Former Staff Sergeant Bonita Williams, who served in the Marines, agrees.

"If you believe in this country, then you should be willing to go over and fight for it," she said.

But lately, the message has been falling increasingly on deaf years. African Americans aren't signing up like they used to.

Just in the last several years, enlistment by blacks in the Army, for example, is down by about half, which means Army recruiter Sergeant Tulsa Scales has his work cut out for him. He is burning up shoe leather in the South Los Angeles area to remind African Americans the Army can be a ticket to a bright future.

"If they say they want a career, that means we're going to talk about a career," he said. "If they say 'I want college money,' like myself, I wanted college money. That's the thing the recruiter talked to me about: college money."

The Department of Defense has studied why black enlistment has plummeted and found many of the people they call "influencers" in the black community - parents, teachers, clergy - feel in general that Bush administration policies have hurt African Americans. And more than any other group, they oppose the war in Iraq.

Take 10th-grader Maceo Sheffield, for example. He loves his Junior ROTC class at Los Ageless's Fairfax High School.

"I enjoy learning about respect and discipline," Maceo said. "I like the Army. I love America."

But first Maceo will have to get past his parents, Maceo Sr., and Terry Crayton, who sounds like the overwhelming majority of blacks in the Pentagon survey:

"If I was 17 or 18 years old and had that option, I would not go into the service," Sheffield said. "It's not our war."

"Exactly who are we fighting?" Crayton said. "What are we fighting for? What are we going to get out of this war?"

Other "influencers" the military pointed to include teachers, like Jamal Speakes at Los Angeles' Dorsey High. Speakes tells his students times have changed, and they don't need the military any more to get an education and a career.

"I think it is my social responsibility as a teacher, as a father, as a mentor, as person who will call themselves a role model, to give those kids the information, so they can make a well-rounded choice on what they want to do after high school," he said.

One of his students, Erica Lampkin, says she thinks she can make a difference by getting an education.

"I feel that going to college and becoming somebody, I think that's showing love to my country. Because I can change something, I can make a difference, I can change my community," she said.

"A lot of what we're seeing is, they're not falling in line with their grandfathers and uncles whose only option was the military," Speakes said.

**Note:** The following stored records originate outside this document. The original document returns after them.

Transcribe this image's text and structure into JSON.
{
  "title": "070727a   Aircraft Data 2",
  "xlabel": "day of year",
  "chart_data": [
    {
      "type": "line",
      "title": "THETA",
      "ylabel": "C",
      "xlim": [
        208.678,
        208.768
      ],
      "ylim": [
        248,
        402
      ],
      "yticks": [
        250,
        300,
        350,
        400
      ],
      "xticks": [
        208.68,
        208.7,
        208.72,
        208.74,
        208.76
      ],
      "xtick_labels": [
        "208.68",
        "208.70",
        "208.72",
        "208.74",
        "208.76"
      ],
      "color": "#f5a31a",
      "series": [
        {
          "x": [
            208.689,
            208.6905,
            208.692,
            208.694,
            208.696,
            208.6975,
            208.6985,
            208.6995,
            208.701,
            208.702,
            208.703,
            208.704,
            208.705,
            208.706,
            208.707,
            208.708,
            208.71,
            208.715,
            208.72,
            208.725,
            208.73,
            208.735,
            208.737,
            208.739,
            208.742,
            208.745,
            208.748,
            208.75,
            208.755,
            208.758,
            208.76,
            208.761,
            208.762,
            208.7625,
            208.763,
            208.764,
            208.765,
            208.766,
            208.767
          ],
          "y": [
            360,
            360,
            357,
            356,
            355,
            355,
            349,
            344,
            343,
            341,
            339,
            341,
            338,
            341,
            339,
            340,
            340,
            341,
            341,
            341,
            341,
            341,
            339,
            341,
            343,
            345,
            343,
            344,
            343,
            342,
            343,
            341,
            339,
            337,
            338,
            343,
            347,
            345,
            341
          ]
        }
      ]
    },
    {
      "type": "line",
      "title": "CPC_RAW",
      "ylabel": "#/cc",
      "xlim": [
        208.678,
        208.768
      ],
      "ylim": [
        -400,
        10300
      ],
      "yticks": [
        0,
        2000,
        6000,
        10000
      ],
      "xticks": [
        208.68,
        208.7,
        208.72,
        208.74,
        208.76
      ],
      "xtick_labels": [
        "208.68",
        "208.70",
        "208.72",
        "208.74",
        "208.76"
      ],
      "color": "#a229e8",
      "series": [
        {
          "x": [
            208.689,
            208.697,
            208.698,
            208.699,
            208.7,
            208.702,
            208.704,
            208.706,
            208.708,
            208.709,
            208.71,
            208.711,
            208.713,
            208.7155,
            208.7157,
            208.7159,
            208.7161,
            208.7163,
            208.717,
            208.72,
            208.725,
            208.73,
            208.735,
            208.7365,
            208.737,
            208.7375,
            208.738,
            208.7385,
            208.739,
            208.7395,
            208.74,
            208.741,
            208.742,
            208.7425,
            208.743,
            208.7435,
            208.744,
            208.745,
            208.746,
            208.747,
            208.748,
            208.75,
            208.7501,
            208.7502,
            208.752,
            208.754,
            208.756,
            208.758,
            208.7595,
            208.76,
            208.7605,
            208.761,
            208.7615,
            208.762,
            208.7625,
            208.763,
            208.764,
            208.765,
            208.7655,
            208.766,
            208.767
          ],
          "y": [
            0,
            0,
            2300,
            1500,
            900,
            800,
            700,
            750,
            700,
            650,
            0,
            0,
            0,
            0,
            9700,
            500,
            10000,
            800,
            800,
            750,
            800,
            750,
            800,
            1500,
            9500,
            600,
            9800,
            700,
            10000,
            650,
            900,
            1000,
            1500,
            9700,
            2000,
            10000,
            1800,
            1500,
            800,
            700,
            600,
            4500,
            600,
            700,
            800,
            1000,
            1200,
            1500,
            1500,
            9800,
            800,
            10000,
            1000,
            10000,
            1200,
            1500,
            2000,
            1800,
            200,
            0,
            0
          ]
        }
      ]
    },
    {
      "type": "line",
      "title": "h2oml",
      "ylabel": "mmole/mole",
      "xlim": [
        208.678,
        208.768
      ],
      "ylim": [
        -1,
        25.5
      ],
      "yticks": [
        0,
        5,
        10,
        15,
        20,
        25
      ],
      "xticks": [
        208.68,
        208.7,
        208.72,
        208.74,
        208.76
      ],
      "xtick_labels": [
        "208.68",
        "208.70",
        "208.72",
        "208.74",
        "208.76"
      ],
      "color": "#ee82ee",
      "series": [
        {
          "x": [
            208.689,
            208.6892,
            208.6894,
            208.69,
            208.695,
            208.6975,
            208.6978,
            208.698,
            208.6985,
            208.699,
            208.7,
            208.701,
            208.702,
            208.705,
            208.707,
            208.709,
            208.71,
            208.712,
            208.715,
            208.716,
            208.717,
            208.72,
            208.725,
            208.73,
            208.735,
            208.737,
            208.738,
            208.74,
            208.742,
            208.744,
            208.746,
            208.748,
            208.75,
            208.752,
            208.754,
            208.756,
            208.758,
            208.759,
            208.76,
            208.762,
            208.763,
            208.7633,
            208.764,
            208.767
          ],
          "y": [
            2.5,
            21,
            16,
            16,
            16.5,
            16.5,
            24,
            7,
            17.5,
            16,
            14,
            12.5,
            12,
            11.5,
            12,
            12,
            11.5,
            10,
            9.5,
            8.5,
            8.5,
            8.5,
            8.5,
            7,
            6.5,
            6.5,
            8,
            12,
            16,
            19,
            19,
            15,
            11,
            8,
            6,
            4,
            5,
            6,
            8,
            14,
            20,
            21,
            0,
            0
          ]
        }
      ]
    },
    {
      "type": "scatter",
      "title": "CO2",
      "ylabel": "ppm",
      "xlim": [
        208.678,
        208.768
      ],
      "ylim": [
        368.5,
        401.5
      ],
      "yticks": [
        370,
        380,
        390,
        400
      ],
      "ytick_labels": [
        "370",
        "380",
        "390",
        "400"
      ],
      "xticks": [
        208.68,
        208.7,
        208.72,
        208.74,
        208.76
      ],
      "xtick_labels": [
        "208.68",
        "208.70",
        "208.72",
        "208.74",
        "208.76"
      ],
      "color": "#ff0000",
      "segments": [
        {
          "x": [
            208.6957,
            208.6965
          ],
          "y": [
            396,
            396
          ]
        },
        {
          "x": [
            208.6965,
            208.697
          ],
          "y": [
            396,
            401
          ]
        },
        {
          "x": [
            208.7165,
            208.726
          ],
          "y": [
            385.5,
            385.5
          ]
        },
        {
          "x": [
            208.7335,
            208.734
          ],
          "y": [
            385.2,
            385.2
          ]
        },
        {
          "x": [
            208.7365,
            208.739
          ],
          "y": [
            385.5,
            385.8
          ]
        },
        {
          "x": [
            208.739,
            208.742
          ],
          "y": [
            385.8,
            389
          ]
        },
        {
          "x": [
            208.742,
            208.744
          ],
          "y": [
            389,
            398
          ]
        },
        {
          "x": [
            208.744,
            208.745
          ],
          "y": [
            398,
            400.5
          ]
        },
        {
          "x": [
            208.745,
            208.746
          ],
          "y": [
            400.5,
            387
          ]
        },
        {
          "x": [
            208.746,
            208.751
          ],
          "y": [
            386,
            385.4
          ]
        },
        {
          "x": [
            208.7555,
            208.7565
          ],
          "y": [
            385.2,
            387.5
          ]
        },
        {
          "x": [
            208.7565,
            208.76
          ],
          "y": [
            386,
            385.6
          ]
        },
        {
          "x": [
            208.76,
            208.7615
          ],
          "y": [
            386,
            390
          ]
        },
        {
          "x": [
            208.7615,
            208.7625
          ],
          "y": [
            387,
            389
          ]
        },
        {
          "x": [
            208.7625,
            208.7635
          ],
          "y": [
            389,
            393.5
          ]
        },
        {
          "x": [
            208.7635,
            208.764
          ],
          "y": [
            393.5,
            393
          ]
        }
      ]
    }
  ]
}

Back in Las Vegas, some of these grandfathers and uncles who served proudly themselves worry about the ranks of black officers thinning down the road. If blacks continue to shun the military and shun the combat roles and ratings, then there won't be any future leaders - black leaders - in the military.

But even here, there are gung-ho Marines troubled by this war. Albert Thames retired as a staff sergeant 30 years ago.

"The war is very unpopular, and it's going to get worse," he said. "As long as it's a volunteer army, I'd tell 'em not to volunteer."

An old combat vet who loves the military, Pearl Harbor survivor Skip Davis, who spent 10 years in the Navy and 20 in the Marines, has mixed feelings.

"The 'yes' part: the money's good," he said. "And the 'no' part is going to Iraq. That's the 'no' part. I wouldn't go if I didn't have to."

And that's the attitude Army Recruiter Sergeant Scales does battle with day after day. So he hits the streets and works the phones, talking up the Army's many non-combat jobs.

"OK, what's the thing you're scared of the Army?" he said over the phone to a potential recruit. "Gotta go to war? So if you didn't have to go to war, then would you join the Army?"